I always love when I have an excuse to toss some pizzas. The latest excuse was book club. Our neighborhood has a book club where, yes, they actually discuss a book and, when we host, I make pizza.

I decided on 8 pizzas this time. Not that there was going to be enough folks to consume 8, but because I wanted these 8 pizzas in my life. And this also leaves enough leftover such that neighbors can take some home for the folks that didn’t make it.

The Menu

  • Basic Cheese
  • Pepperoni
  • Heirloom Tomato & Basil
  • Pesto & Basil
  • Mushroom & Truffle Salt
  • Fig Jam, Prosciutto, Arugula, Pine Nuts, Goat Cheese
  • Cream Cheese, Capers, Salmon, Dill
  • Southwestern

I missed taking a picture of the Southwestern Pizza.

All in all, a huge success. The pizzas were great. The company fantastic. A lively book discussion was had with the author present. Good times!

AI and Pizza?

This party was significantly different in execution. Namely, I used AI – specifically, Claude Code – in a project management role to organize the shopping, prep, and execution.

It was, by far, the most relaxing pizza night I’ve executed!

Planning

First, using Claude Code, I manage what I call the “California Kitchen” recipes file. These are recipes that I’ve collected over the years while living in California. This is in parallel to the gigantic library of family recipes – spanning back 100+ years – that my mom and sisters had collected (I used Claude Code to convert all of those from a mish mosh of dead file formats to markdown files, then published to a family accessible web page).

I created a new directory in California Kitchen called “Events”. It is where I work through the food/drink planning for parties we throw.

In that directory, I jotted down some ideas for the various pizzas I wanted to serve, eventually narrowing it to the 8 you see here.

I then asked Claude to generate an ingredient list from the pizzas. All the ingredients that would be needed to make all the pizzas.

With that in hand, I checked what I had on hand and marked those off. Made a couple of substitutions based on what was on hand.

Literally, to Claude: “I have ingredients for the pizza sauce, olive oil, mexican cheese, an onion, etc.etc.etc… sub pecorino, which I have, for parmesan” and Claude figured out what was still needed and modified the recipes accordingly.

Day Before Prep Planning

The best part?

To Claude: “Making a 62% hydration dough, want an overnight rise in the fridge. When do I need to start it, when to ball, when to pull from fridge prior to cooking. Dinner will start at 7pm.” Boom. Schedule done.

Also: “What prep work can I get done the day before? Make a checklist.” Came up with a checklist and even formatted it with checkboxes that I could cross off (I do print these things in this case).

Day of Planning & Execution

Did the same for day of prep, too.

As for the cook? That was another checklist from Claude where it listed out each pizza and the ingredients needed. Made it trivial to stay on top of which pizza I was working on and exactly what I needed. As well, it was easy to grab the ingredients for the next pizza while the current one was cooking.
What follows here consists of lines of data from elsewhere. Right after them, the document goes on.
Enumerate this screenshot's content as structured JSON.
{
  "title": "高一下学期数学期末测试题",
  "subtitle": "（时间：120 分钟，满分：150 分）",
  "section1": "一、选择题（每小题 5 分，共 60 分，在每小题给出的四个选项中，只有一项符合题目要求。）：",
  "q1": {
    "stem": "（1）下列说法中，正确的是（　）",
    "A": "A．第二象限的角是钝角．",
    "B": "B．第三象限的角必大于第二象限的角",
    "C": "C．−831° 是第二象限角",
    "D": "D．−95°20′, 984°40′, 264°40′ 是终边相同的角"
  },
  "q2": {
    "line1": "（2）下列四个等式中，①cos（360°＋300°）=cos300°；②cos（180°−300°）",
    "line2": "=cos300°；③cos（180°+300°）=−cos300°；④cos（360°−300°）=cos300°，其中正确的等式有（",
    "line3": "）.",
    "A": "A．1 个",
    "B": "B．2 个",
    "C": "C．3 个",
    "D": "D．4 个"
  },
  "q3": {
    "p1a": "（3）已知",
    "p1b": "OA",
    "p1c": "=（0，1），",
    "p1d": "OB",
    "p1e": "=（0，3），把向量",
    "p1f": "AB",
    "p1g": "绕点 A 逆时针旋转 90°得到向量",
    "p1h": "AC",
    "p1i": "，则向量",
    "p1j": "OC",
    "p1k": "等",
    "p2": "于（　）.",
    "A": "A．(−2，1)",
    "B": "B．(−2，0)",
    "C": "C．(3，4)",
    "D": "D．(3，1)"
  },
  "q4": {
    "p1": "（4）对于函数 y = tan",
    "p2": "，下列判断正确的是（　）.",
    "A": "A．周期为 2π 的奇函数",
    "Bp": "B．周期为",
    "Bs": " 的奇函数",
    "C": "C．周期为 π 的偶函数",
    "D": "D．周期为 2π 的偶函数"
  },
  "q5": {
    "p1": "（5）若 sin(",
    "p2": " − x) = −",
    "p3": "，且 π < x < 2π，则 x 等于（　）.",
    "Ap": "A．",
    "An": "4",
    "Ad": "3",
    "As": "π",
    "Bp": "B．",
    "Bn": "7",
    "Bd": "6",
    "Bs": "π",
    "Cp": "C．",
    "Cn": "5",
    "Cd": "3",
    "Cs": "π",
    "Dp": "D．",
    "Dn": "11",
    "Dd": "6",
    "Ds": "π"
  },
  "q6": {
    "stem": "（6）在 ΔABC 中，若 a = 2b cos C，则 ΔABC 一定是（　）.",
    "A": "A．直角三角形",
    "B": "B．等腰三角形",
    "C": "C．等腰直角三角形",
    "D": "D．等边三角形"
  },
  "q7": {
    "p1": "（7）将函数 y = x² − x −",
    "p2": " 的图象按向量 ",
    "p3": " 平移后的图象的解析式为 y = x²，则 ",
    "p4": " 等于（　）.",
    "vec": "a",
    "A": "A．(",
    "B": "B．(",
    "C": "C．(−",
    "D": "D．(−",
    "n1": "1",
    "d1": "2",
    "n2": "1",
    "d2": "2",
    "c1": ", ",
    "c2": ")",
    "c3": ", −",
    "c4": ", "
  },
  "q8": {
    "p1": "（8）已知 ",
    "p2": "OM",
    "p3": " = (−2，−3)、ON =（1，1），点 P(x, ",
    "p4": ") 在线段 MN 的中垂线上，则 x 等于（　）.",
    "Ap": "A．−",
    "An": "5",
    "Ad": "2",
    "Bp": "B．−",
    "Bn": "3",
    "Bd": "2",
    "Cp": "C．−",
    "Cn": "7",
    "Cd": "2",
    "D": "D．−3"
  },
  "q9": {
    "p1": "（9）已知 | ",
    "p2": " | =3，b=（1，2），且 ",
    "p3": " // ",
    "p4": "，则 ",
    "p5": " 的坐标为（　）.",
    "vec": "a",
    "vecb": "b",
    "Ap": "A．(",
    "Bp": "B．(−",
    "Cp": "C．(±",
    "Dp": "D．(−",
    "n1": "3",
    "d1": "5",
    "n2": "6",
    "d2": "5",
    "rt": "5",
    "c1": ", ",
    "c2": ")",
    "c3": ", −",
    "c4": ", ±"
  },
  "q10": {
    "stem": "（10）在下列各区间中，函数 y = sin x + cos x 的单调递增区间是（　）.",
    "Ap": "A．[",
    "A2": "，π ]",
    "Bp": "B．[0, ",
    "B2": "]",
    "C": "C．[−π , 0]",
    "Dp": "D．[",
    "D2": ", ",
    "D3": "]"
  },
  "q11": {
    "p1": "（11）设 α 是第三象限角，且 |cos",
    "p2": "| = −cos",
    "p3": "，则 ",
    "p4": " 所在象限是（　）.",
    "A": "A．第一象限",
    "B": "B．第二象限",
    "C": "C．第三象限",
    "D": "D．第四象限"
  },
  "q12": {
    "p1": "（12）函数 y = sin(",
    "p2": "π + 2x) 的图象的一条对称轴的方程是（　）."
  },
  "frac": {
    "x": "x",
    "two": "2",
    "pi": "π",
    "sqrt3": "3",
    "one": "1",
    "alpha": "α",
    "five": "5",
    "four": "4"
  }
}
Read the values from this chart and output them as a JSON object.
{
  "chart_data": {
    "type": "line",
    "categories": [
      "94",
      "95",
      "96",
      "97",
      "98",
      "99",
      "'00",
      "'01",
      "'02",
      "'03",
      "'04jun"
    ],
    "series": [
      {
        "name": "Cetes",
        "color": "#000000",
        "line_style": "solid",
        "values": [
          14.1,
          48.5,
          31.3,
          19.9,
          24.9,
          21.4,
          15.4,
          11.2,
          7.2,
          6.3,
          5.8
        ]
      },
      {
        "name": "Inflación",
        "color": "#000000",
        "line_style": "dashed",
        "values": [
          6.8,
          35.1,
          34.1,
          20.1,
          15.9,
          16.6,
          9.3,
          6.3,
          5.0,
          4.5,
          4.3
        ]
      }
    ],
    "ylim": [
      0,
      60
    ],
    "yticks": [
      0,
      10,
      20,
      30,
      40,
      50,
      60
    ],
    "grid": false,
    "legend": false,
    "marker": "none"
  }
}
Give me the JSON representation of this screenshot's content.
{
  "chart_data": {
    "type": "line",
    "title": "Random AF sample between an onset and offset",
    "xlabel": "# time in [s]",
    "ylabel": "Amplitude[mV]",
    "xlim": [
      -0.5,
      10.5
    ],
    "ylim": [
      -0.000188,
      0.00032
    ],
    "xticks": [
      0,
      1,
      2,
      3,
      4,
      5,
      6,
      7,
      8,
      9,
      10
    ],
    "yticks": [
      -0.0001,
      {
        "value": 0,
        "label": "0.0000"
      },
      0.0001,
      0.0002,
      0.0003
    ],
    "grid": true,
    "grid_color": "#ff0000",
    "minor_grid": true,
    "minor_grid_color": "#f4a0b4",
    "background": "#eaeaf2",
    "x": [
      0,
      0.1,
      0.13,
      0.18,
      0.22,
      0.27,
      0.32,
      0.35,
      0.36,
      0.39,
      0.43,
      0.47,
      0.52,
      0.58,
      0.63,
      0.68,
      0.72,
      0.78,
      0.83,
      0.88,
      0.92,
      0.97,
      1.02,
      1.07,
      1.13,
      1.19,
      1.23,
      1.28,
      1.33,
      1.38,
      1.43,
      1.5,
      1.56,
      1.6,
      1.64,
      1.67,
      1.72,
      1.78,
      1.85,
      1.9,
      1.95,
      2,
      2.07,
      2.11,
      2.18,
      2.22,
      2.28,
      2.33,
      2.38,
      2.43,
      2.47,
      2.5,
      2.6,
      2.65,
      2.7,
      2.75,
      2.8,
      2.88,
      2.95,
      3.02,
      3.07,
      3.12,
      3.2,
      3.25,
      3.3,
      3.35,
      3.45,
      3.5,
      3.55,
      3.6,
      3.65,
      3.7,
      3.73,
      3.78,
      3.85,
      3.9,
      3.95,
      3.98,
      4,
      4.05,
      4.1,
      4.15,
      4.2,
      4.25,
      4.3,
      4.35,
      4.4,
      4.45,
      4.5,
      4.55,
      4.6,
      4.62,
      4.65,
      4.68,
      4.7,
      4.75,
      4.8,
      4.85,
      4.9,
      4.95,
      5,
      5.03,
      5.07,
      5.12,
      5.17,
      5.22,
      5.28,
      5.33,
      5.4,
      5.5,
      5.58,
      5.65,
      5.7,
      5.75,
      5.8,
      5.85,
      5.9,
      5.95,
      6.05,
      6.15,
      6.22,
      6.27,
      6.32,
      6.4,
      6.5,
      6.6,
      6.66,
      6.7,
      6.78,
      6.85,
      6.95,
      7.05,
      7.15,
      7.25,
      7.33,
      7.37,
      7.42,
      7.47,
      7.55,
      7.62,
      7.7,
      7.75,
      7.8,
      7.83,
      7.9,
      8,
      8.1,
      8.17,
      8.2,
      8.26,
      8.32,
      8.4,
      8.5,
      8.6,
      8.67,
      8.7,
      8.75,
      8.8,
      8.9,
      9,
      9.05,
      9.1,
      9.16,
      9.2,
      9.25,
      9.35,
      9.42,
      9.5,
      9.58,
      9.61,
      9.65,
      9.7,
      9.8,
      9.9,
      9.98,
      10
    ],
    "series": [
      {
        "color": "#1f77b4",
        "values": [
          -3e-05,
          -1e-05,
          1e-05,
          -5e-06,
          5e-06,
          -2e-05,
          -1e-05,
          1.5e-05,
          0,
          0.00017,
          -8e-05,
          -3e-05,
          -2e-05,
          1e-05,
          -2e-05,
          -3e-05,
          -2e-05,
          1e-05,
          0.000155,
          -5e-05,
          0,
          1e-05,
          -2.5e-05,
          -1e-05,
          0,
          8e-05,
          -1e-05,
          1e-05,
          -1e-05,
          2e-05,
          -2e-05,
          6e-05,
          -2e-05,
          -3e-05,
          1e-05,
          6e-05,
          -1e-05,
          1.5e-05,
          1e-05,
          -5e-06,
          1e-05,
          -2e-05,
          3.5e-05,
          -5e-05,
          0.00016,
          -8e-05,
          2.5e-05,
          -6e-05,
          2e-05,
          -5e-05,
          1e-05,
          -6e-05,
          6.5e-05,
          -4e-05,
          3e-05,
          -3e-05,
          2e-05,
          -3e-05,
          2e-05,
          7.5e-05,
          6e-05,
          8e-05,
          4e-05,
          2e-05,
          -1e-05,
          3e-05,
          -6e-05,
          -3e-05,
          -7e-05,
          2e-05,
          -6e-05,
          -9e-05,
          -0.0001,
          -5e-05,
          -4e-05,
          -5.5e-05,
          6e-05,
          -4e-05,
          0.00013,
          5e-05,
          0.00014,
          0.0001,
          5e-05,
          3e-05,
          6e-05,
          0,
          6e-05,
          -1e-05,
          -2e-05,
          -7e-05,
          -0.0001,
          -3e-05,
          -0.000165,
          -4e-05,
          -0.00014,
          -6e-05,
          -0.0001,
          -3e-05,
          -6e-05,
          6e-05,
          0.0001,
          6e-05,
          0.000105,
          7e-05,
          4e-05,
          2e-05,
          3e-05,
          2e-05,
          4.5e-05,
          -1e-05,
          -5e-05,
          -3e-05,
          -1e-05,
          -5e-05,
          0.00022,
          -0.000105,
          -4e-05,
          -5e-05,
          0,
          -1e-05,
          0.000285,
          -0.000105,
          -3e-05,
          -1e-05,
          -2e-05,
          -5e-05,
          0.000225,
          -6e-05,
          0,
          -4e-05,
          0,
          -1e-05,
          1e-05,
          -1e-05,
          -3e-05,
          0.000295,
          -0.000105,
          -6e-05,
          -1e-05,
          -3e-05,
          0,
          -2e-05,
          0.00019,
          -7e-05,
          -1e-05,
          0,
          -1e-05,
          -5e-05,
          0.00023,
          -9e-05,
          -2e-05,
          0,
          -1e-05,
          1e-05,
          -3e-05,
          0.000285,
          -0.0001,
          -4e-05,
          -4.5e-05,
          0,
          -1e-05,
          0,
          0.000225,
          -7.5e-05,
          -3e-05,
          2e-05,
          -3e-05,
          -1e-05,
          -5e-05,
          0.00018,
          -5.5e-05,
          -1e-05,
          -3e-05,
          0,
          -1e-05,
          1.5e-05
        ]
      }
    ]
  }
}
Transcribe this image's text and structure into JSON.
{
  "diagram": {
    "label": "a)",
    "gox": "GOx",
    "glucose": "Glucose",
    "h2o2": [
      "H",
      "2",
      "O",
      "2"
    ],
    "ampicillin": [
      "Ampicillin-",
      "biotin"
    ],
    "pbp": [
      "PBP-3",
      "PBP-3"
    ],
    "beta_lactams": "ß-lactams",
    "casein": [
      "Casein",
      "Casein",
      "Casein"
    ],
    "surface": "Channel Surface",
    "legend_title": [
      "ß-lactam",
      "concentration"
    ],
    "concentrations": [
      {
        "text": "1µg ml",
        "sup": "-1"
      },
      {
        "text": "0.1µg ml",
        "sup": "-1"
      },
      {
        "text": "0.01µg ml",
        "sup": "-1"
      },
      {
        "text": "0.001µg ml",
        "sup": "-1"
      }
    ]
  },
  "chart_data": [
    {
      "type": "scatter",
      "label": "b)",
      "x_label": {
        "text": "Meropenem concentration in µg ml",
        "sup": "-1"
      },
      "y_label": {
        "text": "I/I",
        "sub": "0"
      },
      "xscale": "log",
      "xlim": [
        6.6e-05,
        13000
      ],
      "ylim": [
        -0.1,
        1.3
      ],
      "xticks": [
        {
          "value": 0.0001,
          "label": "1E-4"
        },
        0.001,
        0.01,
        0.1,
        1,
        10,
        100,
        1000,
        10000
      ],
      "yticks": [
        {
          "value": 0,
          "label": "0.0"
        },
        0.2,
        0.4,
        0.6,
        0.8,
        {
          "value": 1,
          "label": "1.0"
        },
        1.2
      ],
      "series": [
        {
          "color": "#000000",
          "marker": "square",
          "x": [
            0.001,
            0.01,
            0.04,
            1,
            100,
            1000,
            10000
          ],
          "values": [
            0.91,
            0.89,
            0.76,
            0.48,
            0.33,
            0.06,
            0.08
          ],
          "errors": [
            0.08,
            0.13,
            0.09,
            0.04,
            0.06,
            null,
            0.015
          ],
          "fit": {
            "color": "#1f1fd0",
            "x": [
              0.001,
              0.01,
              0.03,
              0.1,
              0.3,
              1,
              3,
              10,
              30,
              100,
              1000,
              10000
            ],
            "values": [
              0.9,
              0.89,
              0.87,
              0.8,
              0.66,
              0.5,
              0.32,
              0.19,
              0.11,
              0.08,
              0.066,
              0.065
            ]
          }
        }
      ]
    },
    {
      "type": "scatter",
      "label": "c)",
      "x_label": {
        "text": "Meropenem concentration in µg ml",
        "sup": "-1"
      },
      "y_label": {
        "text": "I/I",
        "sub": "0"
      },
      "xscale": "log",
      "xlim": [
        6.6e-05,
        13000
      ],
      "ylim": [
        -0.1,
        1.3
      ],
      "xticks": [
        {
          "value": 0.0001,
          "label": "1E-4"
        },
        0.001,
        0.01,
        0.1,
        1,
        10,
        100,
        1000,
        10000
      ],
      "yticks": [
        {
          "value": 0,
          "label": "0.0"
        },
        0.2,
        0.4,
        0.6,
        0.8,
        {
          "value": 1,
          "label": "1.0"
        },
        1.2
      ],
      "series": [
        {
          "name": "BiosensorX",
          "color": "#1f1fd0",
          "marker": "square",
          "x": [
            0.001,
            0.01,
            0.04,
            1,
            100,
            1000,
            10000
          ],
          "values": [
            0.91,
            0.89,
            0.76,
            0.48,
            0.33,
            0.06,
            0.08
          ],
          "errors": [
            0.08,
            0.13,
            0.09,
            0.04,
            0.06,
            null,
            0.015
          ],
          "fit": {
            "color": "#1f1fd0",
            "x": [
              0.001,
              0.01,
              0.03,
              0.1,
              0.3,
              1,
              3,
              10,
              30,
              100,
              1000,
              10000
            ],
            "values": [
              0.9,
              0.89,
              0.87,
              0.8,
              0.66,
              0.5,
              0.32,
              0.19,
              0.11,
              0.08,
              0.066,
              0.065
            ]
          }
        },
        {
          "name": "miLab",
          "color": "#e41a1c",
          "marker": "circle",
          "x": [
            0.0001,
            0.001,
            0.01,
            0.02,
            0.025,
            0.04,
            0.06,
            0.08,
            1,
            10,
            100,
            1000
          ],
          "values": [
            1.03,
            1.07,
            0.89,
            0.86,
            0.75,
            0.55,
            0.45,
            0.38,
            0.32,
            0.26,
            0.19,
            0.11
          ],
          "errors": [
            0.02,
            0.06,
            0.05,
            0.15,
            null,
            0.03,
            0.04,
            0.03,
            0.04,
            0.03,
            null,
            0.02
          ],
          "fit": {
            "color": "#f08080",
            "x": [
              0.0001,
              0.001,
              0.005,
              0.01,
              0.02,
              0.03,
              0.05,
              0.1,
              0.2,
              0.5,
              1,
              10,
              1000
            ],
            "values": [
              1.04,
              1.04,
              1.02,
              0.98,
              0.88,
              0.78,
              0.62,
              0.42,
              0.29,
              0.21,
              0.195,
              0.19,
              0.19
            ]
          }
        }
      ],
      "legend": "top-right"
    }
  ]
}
Finally, after it was all said and done, I gave Claude some notes on which pizzas went the fastest, which had the most leftover, and any comments I overheard from the guests. That’s all been recorded such that the next time we host book club, I’ll know that I should make more mushroom, that we have at least a couple of vegans attending, and that one guest is mildly allergic to onions (I’ll keep onions out of my sauce).

Normally, slinging 8 pizzas back to back is non stop busy work. There is a lot to keep track of and a constant struggle to keep all the details in my head. Writing it down definitely helps, but having the extra project management oversight of the LLM took it to a whole new level.

As well, Claude was exceptionally helpful planning the prep. Suggested several techniques for prepping ingredients that I hadn’t encountered before. Salt and drain the tomatoes. Lay out the fresh sliced mozz on a cookie sheet and let sit in the fridge for a bit. Save the rehydrated mushroom broth to add a bit to the mushrooms when sautéing for extra flavor intensity. That sort of thing. All on point (I double checked).